The sector needs healthy competition, especially from innovative organisations that can rapidly develop consumer focused products. But I’m not seeing too much of that from Bolttech in Europe, they appear to be following a fairly traditional route of carrier/retail relationships that take time/capital and an awful lot of patience (including a few renewal cycles) before you can extract the value.

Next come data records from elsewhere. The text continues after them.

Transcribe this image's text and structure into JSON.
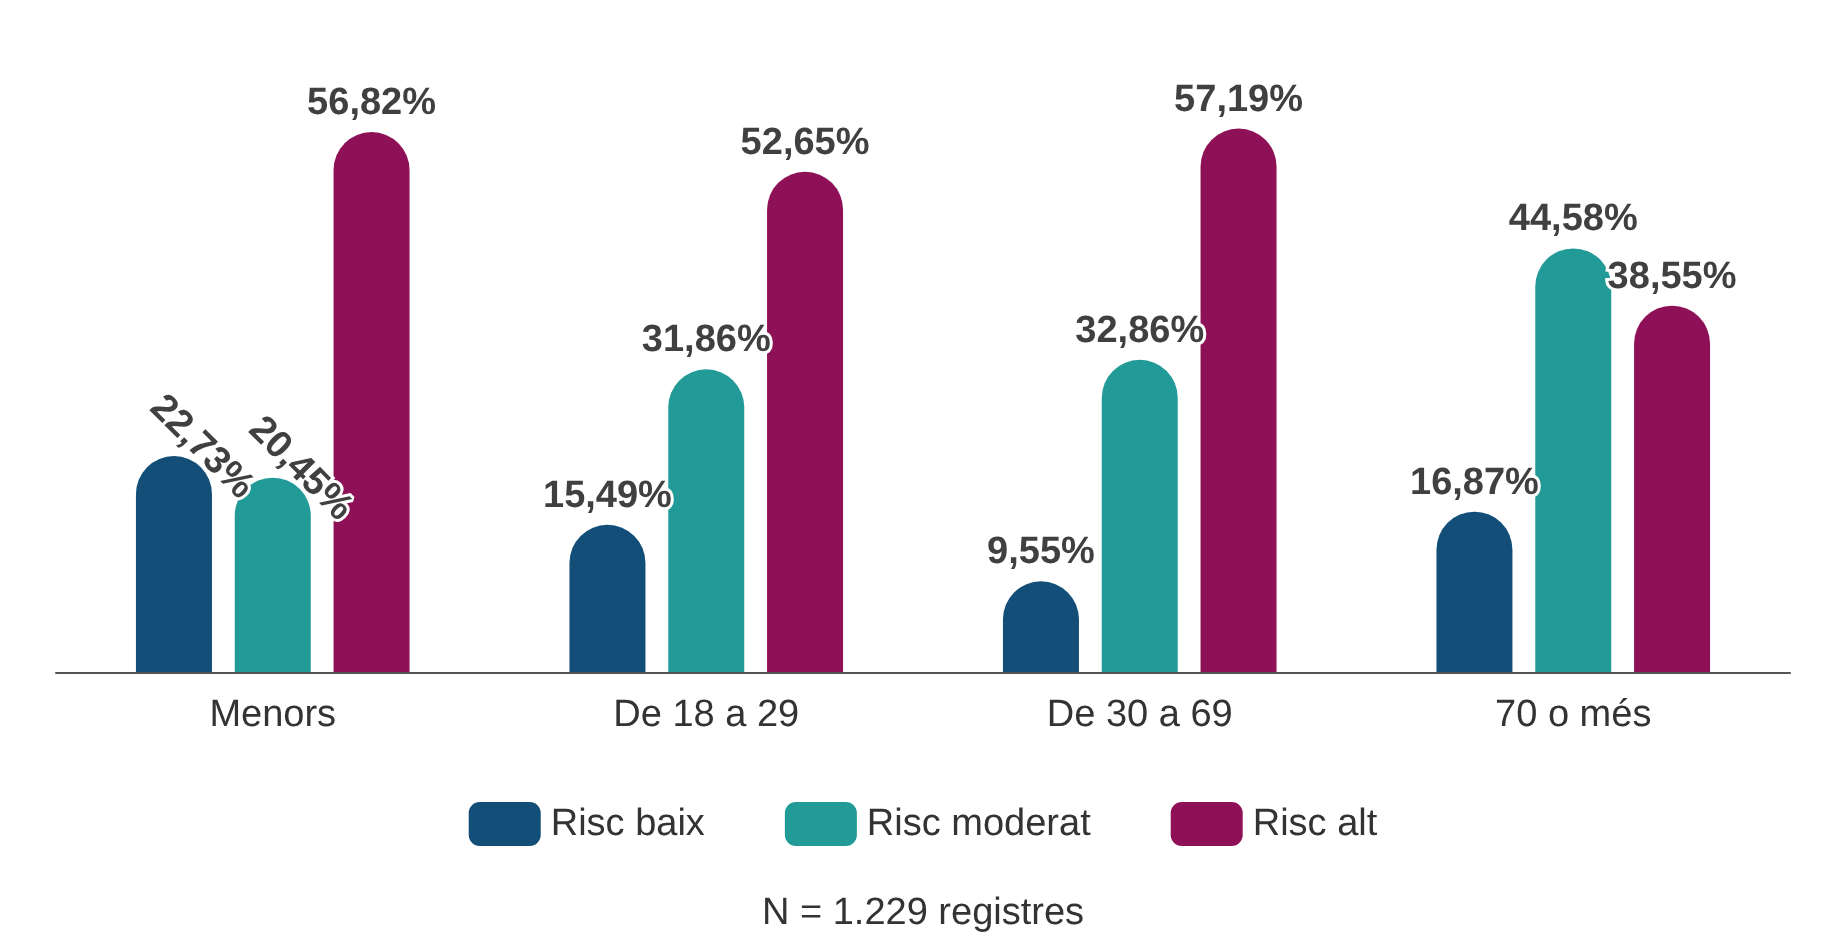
{
  "chart_data": {
    "type": "bar",
    "categories": [
      "Menors",
      "De 18 a 29",
      "De 30 a 69",
      "70 o més"
    ],
    "series": [
      {
        "name": "Risc baix",
        "color": "#124e78",
        "values": [
          22.73,
          15.49,
          9.55,
          16.87
        ],
        "value_labels": [
          "22,73%",
          "15,49%",
          "9,55%",
          "16,87%"
        ]
      },
      {
        "name": "Risc moderat",
        "color": "#229b98",
        "values": [
          20.45,
          31.86,
          32.86,
          44.58
        ],
        "value_labels": [
          "20,45%",
          "31,86%",
          "32,86%",
          "44,58%"
        ]
      },
      {
        "name": "Risc alt",
        "color": "#8e1157",
        "values": [
          56.82,
          52.65,
          57.19,
          38.55
        ],
        "value_labels": [
          "56,82%",
          "52,65%",
          "57,19%",
          "38,55%"
        ]
      }
    ],
    "legend": "bottom",
    "grid": false,
    "annotations": [
      "N = 1.229 registres"
    ]
  }
}
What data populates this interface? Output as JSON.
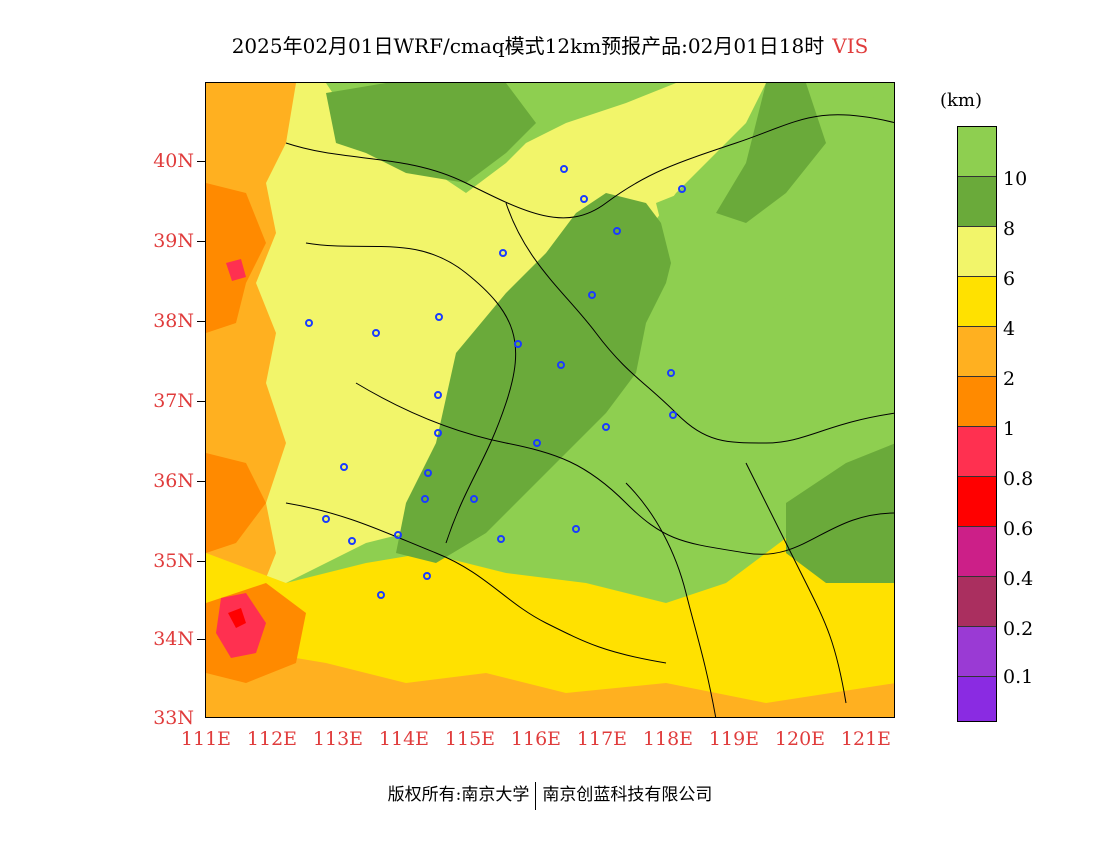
{
  "title": {
    "main": "2025年02月01日WRF/cmaq模式12km预报产品:02月01日18时",
    "variable": "VIS"
  },
  "axes": {
    "lat_labels": [
      "40N",
      "39N",
      "38N",
      "37N",
      "36N",
      "35N",
      "34N",
      "33N"
    ],
    "lon_labels": [
      "111E",
      "112E",
      "113E",
      "114E",
      "115E",
      "116E",
      "117E",
      "118E",
      "119E",
      "120E",
      "121E"
    ]
  },
  "legend": {
    "unit": "(km)",
    "labels": [
      "10",
      "8",
      "6",
      "4",
      "2",
      "1",
      "0.8",
      "0.6",
      "0.4",
      "0.2",
      "0.1"
    ],
    "colors": [
      "#8ecf50",
      "#6aaa3a",
      "#f2f56a",
      "#ffe100",
      "#ffb020",
      "#ff8a00",
      "#ff3050",
      "#ff0000",
      "#cc1f88",
      "#aa2f5f",
      "#9a3ad4",
      "#8a2be2"
    ]
  },
  "footer": {
    "left": "版权所有:南京大学",
    "right": "南京创蓝科技有限公司"
  }
}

Until I find larger revenue streams, either in the US or Asia, I remain sceptical about that $2.1bn valuation. The Digital Care acquisition at approximately 28x earnings and 18.4x EV/EBITDA suggests an aggressive growth strategy that will require significant execution to justify. While the Italian operations show promise and the Swiss business provides strategic (but how large?) opportunities through the NJJ relationship, the continued losses in other European markets raise questions about scalability. The recent rating report from Fitch9 regarding the Hong Kong entity didn’t provide me with enough evidence of scale to change my mind much either.
With the possibility of MTR Group being available in the UK, I could imagine it being an attractive target for Bolttech’s management, though more along the lines of Digital Care Group rather than an insurance play. That said, I’d be wanting to prove I can transform the recent acquisitions in-line with Bolttech’s value proposition before getting the wallet out again.
Bolttech's path to profitability in Europe, outside of Italy and potentially Poland through Digital Care, remains unclear and appears to rely heavily on continued parent company support so I’m sincerely hoping the VC’s along with their gushing announcements10 have put in the work to figure out if the door was bolted before or after they chucked their funds into the stable.
Peace.
sb.
The most recent information I can find is from 2018.